Using IPW1 to estimate the average potential outcomes and causal effects under allocation strategies
alpha=c(0.75, 0.5, 0.25) # set allocation strategies
IPW_1_model(data, base_covariate, alpha)
In the output above,
- The section [[1]] displays the point estimates (type = "point estimate" in the output) and estimated variances (type = "variance" in the output) for the average potential outcomes under three different allocation strategies (i.e.,
$\alpha = 0.25, 0.50, 0.75$ ) and each individual exposure ($a = 0, a=1$ , and margin). "Margin" is the average potential outcomes for a particular allocation strategy, regardless of individual exposure status. - The section [[2]] displays the point estimates (type = "Direct", "Indirect", "Total", "Overall" in the output) and estimated variances (type = "Var DE", "Var IE", "Var TE", "Var OE" in the output) of four causal effects: direct, indirect, total and overall effects, corresponding to particular allocation strategies
$(\alpha_0$ and$\alpha_1)$ . The estimated values are shown in "estimation" column in the output above.
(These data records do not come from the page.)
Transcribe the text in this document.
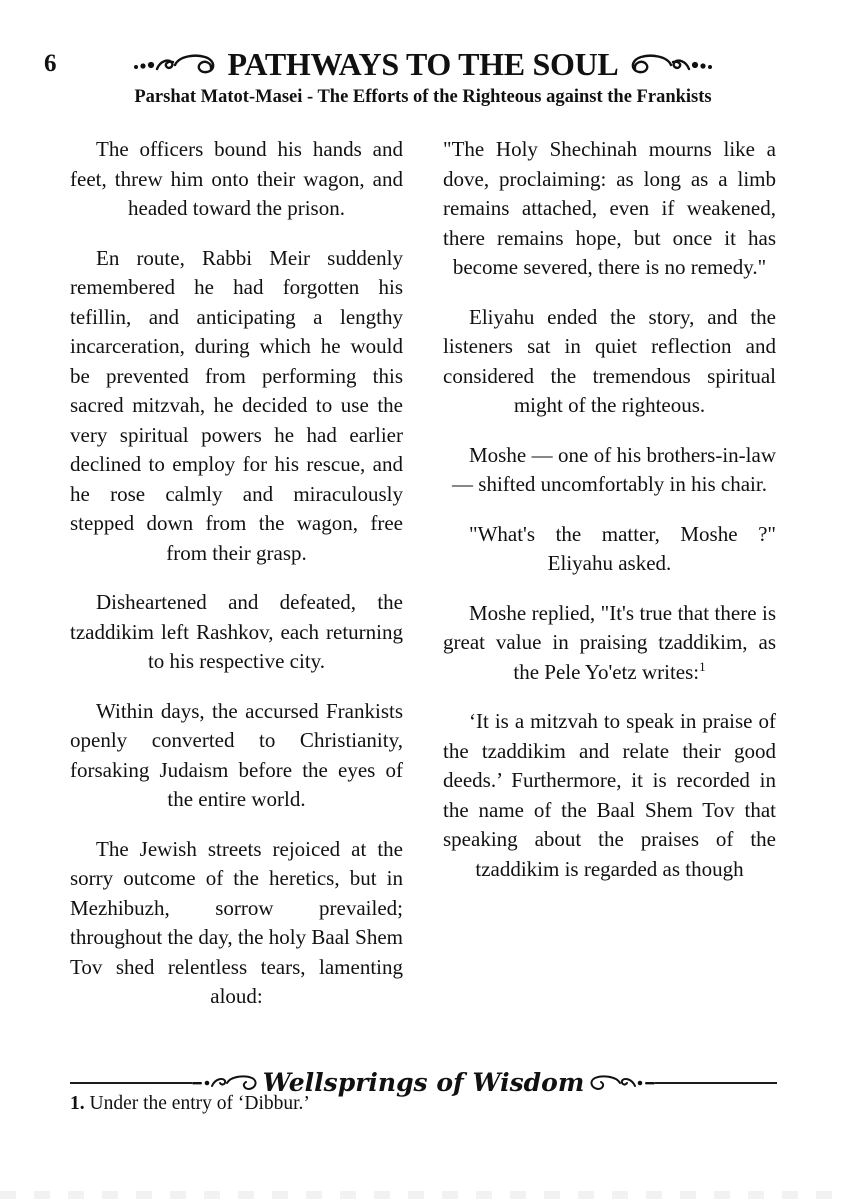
6	PATHWAYS TO THE SOUL
Parshat Matot-Masei - The Efforts of the Righteous against the Frankists

The officers bound his hands and feet, threw him onto their wagon, and headed toward the prison.

En route, Rabbi Meir suddenly remembered he had forgotten his tefillin, and anticipating a lengthy incarceration, during which he would be prevented from performing this sacred mitzvah, he decided to use the very spiritual powers he had earlier declined to employ for his rescue, and he rose calmly and miraculously stepped down from the wagon, free from their grasp.

Disheartened and defeated, the tzaddikim left Rashkov, each returning to his respective city.

Within days, the accursed Frankists openly converted to Christianity, forsaking Judaism before the eyes of the entire world.

The Jewish streets rejoiced at the sorry outcome of the heretics, but in Mezhibuzh, sorrow prevailed; throughout the day, the holy Baal Shem Tov shed relentless tears, lamenting aloud:

"The Holy Shechinah mourns like a dove, proclaiming: as long as a limb remains attached, even if weakened, there remains hope, but once it has become severed, there is no remedy."

Eliyahu ended the story, and the listeners sat in quiet reflection and considered the tremendous spiritual might of the righteous.

Moshe — one of his brothers-in-law — shifted uncomfortably in his chair.

"What's the matter, Moshe ?" Eliyahu asked.

Moshe replied, "It's true that there is great value in praising tzaddikim, as the Pele Yo'etz writes:$^1$

‘It is a mitzvah to speak in praise of the tzaddikim and relate their good deeds.’ Furthermore, it is recorded in the name of the Baal Shem Tov that speaking about the praises of the tzaddikim is regarded as though

Wellsprings of Wisdom
1. Under the entry of ‘Dibbur.’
Using IPW2 to estimate the average potential outcomes and causal effects under allocation strategies
formula_1=paste("cbind(na_a, notna_a)", "~", "treatment", "+",
paste(base_covariate, collapse = "+"), "+",
paste(avg_covariate, collapse = "+"))
formula_2=paste("treatment", "~", paste(base_covariate, collapse = "+"))
M1=glm(formula_1, family = binomial(link = "logit"), data=data)
M2=glm(formula_2, family = binomial(link = "logit"), data=data)
IPW_2_model(data, M1, M2, alpha)
In the output above,
- The section [[1]] displays the point estimates (type = "point estimate" in the output) and estimated variances (type = "variance" in the output) for the average potential outcomes under three different allocation strategies (i.e.,
$\alpha = 0.75, 0.50, 0.25$ ) and each individual exposure ($a = 0, a=1$ , and margin). "Margin" is the average potential outcomes for a particular allocation strategy, regardless of individual exposure status. - The section [[2]] displays the point estimates (type = "Direct", "Indirect", "Total", "Overall" in the output) and estimated variances (type = "Var DE", "Var IE", "Var TE", "Var OE" in the output) of four causal effects: direct, indirect, total and overall effects, corresponding to particular allocation strategies
$(\alpha_0$ and$\alpha_1)$ . The estimated values are shown in "estimation" column in the output above.